Thursday, October 14, 2021

Today -100: October 14, 1921: Of persecutions, bitter injustices, hard-faced Balkan peasants, and leaks


A New York team wins the World Series.

Headline of the Day -100:  



Testifying before the House committee, Imperial Wizard, to give him his full title, William Simmons calls on God to “forgive those who have persecuted the Klan” and then dramatically collapses. He says the Klan is not anti-Catholic or anti-Jewish or anti-negro or anti-foreign, although all these people are banned from membership (well, “any Jew who can subscribe to the tenets of the Christian religion can get in”). He graciously asserts that if Harding resigned and the people proclaimed Simmons absolute monarch, he would refuse.

German Chancellor Joseph Wirth decries the “bitter injustice” of the League of Nations division of Upper Silesia: “As long as there is German history the separation of these German cities in Upper Silesia will be felt as a colossal injustice.” (Plus, one might add, 43 of its 67 coal mines). The cities, Beuthen, Königshütte and Kattowitz, he points out, all voted strongly to join Germany rather than Poland. He thought he had an agreement with Britain on Upper Silesia and only accepted the Allied ultimatum on that basis, and doesn’t see how his government can now survive (which is a shift from the rumor that it would resign).

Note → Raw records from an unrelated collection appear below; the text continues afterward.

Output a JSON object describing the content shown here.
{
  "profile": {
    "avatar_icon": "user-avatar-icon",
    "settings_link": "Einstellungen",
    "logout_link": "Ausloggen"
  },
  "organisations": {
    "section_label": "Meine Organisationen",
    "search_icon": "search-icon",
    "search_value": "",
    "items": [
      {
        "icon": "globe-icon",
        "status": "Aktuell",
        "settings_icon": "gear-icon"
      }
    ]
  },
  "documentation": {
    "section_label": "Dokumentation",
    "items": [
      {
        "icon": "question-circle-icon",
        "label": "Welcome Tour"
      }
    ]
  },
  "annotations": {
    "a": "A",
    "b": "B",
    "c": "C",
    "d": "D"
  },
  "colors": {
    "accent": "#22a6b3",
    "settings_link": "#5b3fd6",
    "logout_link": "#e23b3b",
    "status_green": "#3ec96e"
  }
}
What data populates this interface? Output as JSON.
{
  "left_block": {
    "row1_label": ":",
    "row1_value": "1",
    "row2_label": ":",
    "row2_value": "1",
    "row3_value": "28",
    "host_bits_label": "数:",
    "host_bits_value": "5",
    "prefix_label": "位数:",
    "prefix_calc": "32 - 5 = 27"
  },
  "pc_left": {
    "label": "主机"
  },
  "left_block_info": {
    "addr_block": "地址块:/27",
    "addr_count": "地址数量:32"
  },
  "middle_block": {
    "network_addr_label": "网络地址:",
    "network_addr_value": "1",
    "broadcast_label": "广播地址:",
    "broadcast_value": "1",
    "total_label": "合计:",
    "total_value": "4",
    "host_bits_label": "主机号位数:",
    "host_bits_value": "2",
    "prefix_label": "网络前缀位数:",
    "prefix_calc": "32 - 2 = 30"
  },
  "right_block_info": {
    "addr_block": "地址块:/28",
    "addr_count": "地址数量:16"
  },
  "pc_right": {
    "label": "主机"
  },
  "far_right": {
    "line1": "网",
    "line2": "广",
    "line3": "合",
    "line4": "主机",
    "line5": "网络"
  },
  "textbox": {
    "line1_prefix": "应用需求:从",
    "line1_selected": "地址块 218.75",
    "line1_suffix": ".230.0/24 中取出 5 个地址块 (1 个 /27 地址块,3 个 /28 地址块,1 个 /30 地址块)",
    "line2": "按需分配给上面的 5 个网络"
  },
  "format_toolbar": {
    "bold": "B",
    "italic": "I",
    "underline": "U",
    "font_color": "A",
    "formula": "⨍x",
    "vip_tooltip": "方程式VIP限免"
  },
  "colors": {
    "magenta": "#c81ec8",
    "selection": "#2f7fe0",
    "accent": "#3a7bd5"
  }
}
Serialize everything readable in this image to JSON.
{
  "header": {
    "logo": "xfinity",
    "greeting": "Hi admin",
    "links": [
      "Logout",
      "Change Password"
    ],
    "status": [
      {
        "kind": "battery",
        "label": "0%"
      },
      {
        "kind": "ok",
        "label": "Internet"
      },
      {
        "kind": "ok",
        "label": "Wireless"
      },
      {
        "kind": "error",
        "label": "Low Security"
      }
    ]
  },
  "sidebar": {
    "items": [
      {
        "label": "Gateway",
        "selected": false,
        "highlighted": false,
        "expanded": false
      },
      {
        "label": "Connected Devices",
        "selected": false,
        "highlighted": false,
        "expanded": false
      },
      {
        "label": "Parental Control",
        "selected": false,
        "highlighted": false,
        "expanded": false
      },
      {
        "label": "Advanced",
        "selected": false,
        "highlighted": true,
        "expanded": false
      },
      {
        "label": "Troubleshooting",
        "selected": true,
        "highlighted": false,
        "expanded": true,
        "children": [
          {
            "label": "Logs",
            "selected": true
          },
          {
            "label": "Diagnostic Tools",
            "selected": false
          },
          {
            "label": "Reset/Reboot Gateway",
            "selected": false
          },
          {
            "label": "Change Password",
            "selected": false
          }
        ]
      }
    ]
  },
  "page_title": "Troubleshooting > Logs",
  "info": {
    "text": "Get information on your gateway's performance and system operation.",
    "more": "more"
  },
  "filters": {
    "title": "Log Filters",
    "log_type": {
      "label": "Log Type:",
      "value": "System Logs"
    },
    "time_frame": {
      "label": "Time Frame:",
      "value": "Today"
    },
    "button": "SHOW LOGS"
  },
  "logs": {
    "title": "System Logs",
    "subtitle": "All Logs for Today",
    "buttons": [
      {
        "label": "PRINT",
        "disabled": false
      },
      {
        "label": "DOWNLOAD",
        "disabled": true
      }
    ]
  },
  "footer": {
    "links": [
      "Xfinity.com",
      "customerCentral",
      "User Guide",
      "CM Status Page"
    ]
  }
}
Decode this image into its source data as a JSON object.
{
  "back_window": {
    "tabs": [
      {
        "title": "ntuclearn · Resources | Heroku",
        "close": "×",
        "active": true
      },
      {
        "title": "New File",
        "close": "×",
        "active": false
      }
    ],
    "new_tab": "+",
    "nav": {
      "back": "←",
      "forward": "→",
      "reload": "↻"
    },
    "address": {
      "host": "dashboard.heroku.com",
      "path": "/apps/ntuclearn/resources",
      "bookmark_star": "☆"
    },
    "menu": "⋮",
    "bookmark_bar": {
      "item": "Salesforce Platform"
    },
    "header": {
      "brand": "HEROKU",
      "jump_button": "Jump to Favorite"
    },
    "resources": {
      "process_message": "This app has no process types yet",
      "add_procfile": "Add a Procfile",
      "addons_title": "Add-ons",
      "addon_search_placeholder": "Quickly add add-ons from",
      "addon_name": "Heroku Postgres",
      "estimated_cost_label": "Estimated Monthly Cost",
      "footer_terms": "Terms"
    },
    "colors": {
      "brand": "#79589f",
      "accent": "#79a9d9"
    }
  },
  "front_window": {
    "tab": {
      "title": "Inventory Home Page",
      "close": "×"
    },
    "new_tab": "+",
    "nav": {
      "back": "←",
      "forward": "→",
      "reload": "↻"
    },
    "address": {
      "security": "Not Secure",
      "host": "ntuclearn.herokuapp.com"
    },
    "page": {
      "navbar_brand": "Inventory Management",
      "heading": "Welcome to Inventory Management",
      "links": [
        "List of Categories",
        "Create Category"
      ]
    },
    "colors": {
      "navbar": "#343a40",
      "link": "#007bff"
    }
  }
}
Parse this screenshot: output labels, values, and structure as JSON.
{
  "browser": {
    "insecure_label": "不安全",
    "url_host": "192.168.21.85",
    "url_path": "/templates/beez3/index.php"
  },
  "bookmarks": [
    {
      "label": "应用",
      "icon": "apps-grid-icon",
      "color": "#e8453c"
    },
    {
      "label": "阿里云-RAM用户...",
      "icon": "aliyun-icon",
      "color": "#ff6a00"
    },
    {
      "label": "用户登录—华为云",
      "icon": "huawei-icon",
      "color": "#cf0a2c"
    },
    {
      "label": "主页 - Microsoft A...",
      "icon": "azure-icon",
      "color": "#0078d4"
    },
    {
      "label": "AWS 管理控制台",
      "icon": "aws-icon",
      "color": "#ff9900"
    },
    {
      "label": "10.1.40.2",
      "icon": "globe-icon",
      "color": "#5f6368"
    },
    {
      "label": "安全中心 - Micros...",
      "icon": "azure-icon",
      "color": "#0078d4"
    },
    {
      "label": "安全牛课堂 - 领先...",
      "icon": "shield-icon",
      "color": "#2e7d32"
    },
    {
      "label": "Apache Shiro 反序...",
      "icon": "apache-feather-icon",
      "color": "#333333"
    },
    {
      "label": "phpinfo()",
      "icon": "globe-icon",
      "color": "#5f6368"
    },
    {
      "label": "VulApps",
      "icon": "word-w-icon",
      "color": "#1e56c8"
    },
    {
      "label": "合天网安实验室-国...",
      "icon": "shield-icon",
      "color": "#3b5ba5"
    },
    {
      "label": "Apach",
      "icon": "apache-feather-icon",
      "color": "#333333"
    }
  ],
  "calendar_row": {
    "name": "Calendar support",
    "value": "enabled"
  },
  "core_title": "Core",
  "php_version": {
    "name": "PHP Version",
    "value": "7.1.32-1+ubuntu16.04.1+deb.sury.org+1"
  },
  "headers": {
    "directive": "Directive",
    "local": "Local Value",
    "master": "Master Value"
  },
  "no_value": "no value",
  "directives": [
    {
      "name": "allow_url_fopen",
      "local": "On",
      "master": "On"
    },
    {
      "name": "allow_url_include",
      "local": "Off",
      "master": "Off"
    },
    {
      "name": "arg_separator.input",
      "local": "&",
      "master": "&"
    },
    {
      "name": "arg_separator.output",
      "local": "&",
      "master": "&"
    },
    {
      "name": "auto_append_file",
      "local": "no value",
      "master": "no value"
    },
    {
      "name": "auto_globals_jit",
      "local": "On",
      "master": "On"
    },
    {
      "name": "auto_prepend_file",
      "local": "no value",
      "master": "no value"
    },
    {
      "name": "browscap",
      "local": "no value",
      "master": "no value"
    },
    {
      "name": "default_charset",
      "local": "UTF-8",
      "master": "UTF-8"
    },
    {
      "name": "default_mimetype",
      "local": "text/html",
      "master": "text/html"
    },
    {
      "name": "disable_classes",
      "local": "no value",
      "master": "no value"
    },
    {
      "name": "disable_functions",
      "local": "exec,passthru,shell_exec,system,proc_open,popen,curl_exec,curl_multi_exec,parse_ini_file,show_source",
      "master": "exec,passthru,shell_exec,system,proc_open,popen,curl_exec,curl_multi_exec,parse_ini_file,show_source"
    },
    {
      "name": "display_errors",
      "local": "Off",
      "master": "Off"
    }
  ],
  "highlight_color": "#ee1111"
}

A large demonstration of the unemployed march on Whitehall and are violently attacked by police, as was the custom.

The Bulgarian government that got Bulgaria into World War I is put on trial.  The special court includes 7 real judges and 12 special judges described as “hard-faced Balkan peasants with only one collar among the lot.”

The Irish delegates to the Ireland conference complain about leaks to the press, according to a, well, you know, leak to the press.